The figures showed a comparison of the balanced and imbalanced sequences and performance of classifiers.
It has been done using the Wilcoxon rank test, A) Accuracy showed significant difference between balanced and imbalanced sequences (p < 0.05) C) Sensitivity showed very significant difference between balanced and imbalanced sequences (p < 0.001) E) Specificity revealed no significant differences at all levels G) F-score showed very significant difference between balanced and imbalanced sequences (p < 0.001). Classifiers performance evaluation on imbalanced and imbalanced sequences shown as B) Accuracy resulted to have significant difference in all classifiers except KNN (p < 0.05, p < 0.01, p < 0.001) D) Sensitivity observed to have significant difference in only MLP and SVM (p < 0.05) whereas the remaining algorithms showed no differences F) Specificity depicted significant differences in NB, SVM and KNN (p < 0.05) on the other hand MLP, RF and GB showed no differences in both sequences group H) F-score depicted very significance differences in NB (p < 0.01), RF (p < 0.001) and SVM (p < 0.001) whereas KNN and MLP showed no differences.
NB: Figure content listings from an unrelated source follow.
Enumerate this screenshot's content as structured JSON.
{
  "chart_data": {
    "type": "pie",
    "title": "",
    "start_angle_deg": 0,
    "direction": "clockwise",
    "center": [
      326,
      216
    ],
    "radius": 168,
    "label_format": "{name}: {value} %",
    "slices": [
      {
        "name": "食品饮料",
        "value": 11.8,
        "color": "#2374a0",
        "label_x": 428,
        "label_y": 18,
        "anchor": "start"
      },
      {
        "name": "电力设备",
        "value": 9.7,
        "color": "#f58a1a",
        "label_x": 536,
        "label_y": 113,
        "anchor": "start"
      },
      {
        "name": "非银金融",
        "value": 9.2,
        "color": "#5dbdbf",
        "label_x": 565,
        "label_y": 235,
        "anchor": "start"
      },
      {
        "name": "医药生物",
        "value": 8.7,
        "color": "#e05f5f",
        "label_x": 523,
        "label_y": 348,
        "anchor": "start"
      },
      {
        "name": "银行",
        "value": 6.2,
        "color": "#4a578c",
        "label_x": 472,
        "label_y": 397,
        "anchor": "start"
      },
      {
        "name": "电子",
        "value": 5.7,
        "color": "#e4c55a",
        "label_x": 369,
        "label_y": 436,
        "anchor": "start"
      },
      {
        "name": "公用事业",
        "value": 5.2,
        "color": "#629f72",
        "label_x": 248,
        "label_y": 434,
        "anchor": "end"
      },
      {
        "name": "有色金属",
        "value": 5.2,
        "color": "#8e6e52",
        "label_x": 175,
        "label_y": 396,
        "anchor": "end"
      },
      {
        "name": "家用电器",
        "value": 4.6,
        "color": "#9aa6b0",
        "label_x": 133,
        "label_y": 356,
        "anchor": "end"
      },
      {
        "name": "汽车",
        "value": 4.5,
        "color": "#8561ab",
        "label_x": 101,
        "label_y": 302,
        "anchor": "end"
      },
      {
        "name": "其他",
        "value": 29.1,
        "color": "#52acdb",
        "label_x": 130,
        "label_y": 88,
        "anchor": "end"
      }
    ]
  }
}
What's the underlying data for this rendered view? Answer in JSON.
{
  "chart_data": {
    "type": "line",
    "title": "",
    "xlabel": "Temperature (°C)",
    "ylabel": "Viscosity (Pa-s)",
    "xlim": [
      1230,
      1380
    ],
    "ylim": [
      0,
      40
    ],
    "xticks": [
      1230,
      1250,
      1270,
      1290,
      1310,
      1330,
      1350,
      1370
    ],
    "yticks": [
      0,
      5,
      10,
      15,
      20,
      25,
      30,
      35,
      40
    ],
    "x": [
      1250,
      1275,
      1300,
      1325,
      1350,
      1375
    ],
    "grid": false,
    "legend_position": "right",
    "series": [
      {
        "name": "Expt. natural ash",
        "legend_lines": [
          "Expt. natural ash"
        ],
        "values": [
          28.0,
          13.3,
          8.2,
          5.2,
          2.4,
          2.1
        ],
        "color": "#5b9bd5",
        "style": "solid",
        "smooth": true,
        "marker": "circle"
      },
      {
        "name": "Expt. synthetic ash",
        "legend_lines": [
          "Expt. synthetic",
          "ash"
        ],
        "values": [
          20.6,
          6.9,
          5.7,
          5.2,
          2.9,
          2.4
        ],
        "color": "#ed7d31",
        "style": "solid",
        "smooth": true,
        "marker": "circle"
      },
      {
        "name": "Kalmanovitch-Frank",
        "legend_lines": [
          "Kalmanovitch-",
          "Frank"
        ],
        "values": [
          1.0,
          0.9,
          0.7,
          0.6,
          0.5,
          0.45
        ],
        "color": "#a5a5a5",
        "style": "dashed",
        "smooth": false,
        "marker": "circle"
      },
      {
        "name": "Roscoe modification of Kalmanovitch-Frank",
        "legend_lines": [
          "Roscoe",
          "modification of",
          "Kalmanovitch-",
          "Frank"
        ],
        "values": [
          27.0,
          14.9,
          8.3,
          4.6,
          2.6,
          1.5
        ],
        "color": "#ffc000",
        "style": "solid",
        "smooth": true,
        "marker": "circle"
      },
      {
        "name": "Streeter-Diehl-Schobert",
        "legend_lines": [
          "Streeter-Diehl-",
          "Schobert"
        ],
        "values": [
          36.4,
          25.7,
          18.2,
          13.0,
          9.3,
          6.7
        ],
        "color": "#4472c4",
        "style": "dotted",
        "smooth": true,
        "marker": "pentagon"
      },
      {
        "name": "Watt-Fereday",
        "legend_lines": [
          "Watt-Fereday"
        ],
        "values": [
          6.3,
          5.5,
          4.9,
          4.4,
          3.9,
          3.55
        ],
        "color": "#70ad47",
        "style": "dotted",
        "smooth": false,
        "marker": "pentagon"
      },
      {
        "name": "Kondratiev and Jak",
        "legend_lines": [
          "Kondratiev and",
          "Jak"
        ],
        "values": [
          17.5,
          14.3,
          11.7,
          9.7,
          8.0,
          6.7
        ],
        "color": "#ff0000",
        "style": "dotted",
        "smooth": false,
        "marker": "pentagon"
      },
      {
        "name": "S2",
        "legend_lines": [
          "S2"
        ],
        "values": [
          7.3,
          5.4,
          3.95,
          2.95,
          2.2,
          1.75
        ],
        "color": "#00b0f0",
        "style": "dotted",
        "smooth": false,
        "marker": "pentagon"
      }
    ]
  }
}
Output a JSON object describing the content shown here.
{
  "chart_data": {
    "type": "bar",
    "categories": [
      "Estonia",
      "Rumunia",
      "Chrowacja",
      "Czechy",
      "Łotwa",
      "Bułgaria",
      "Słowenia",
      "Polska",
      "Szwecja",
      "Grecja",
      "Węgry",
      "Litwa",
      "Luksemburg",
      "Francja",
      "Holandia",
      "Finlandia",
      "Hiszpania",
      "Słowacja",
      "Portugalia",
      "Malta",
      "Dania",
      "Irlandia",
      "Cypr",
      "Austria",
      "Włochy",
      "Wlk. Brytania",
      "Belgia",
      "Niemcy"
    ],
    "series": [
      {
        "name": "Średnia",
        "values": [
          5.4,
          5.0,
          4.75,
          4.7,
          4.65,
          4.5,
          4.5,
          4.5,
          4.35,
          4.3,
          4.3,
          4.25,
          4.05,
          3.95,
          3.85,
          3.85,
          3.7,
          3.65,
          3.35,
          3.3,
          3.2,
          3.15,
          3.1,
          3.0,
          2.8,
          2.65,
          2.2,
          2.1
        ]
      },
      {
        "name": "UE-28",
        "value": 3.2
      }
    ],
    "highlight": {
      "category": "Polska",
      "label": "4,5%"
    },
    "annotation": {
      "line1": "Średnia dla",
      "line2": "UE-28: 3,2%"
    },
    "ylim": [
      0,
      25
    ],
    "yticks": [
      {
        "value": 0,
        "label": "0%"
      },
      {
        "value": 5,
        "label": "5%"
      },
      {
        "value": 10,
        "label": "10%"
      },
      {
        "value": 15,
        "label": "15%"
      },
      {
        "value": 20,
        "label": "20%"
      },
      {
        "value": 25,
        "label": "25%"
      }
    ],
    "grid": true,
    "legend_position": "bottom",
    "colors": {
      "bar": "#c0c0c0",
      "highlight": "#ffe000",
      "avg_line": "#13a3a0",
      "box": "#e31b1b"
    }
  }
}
Violin box was used to depict the statistical differences between two group were provided as the plots. (* indicated significant difference of p < 0.05, ** denoted very significant difference of p < 0.01, and *** showed very significant difference p < 0.001).
Fig 5.
Confusion matrix for imbalanced sequences from independent test experiments depicted true family and predicted family.
For the classifiers such as: A) K-Nearest Neighbors, B) Support Vector Machine, C) Random Forest, D) Gradient Boosting, E) Multilayer Perceptron and F) Naïve Bayes.
Table 2.
Performances of Naïve Bayes (NB), Multilayer Perceptron (MLP), Random Forest (RF), Gradient Boosting (GB), Support Vector Machine (SVM) and K- Nearest Neighbors (KNN).
These algorithms were evaluated using the balanced sequences from 16 riboswitch families measured by using accuracy, sensitivity, specificity and F-score. The color trend of F-score from blue to red indicates performance from the best to the poorest. Accuracy, sensitivity, specificity, and F-score are represented in the table as Acc, Sen, Spec, and F-sco, respectively.
Fig 6.
Confusion matrix for the balanced sequences from independent test experiments.
It showed True family and Predicted value with classifiers as: A) K-Nearest Neighbors, B) Support Vector Machine, C) Random Forest, D) Gradient Boosting, E) Multilayer Perceptron and F) Naïve Bayes.
Table 3.
Clustered k-mers from S1 Fig used for validation of their biological function and reported riboswitch motifs.
Nucleotide location designated refers to match with their position reported in reference.
Fig 7.
Secondary structure of RF00174 Cobalamin riboswitch (Acido bacterium) (A) and RF01055 MOCO riboswitch class (B).
In every individual base, the color gradient scale represents a normalized hit number from 156 features aligned to the sequence. The different color scale in each region represents its coverage of the k-mers in the family that it represents. Whereas, I, H, and T are abbreviations for Interior loops, Helices, and Terminal loops, respectively.